A final news item: Mitchell Lichtenstein, an actor ("Lords of Discipline," "Miami Vice," "Law & Order") and a student of mine from Bennington College in the 1970s, has written and directed his second film, "Teeth," which was screened at the Sundance Film Festival last month. It was immediately bought for distribution by Weinstein/Lionsgate, and the lead actress, Jess Weixler, won a Sundance award.
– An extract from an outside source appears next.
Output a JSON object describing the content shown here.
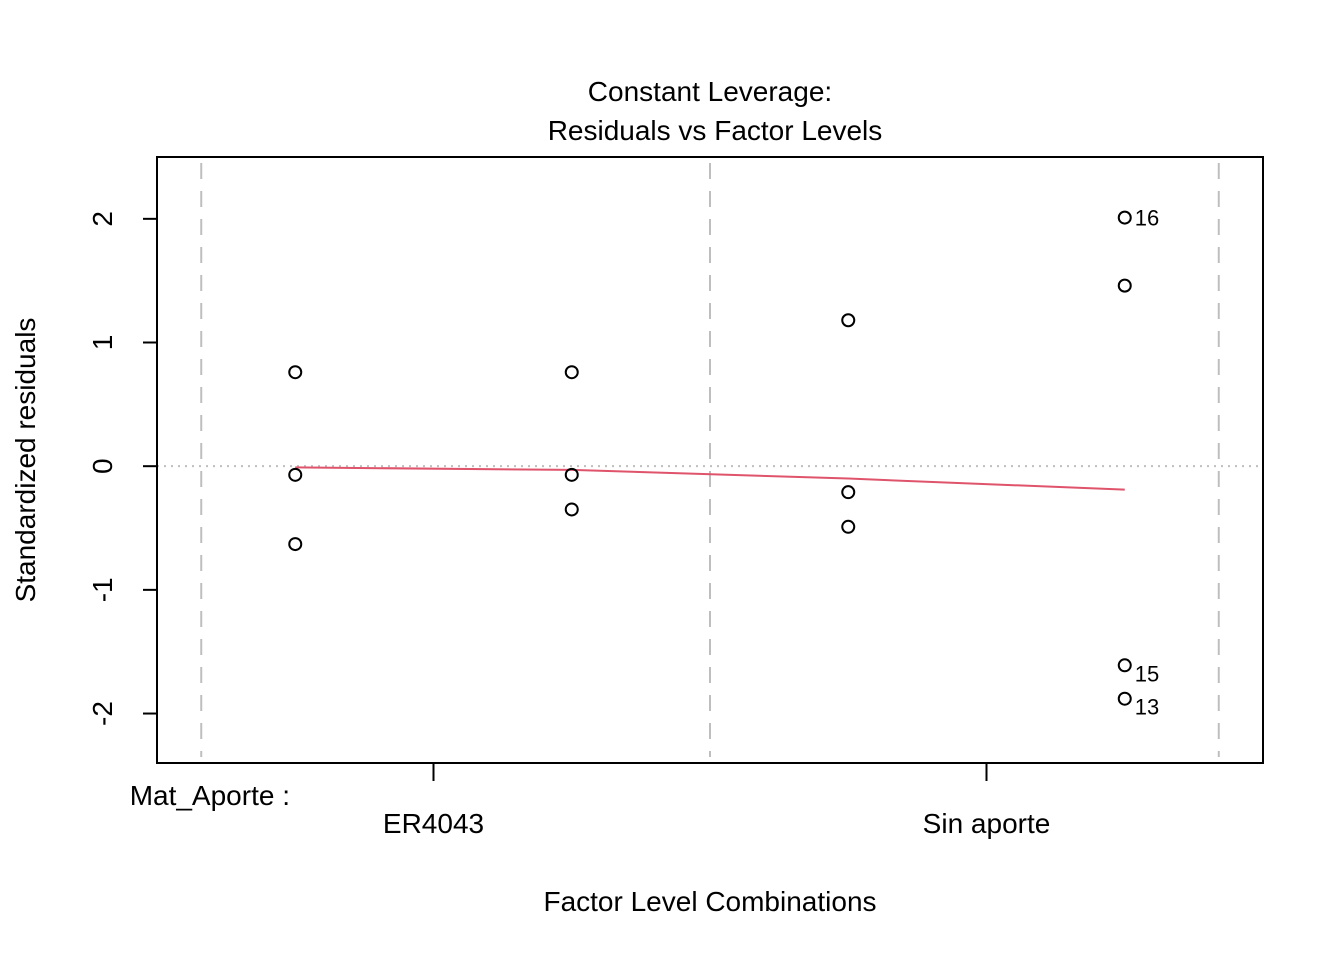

Mitchell's theme -- brace yourself! -- is the vagina dentata or toothed vagina, an ancient myth that he first heard about in my classes and that, he has told interviewers, he never forgot. At his request, I specially wrote some lines for the film but have yet to see it. Web reports from Sundance have raved about the film's comic mix of retro horror with satiric sociology. This week, "Teeth" is having its international premiere at the Berlin Film Festival. Bon appétit!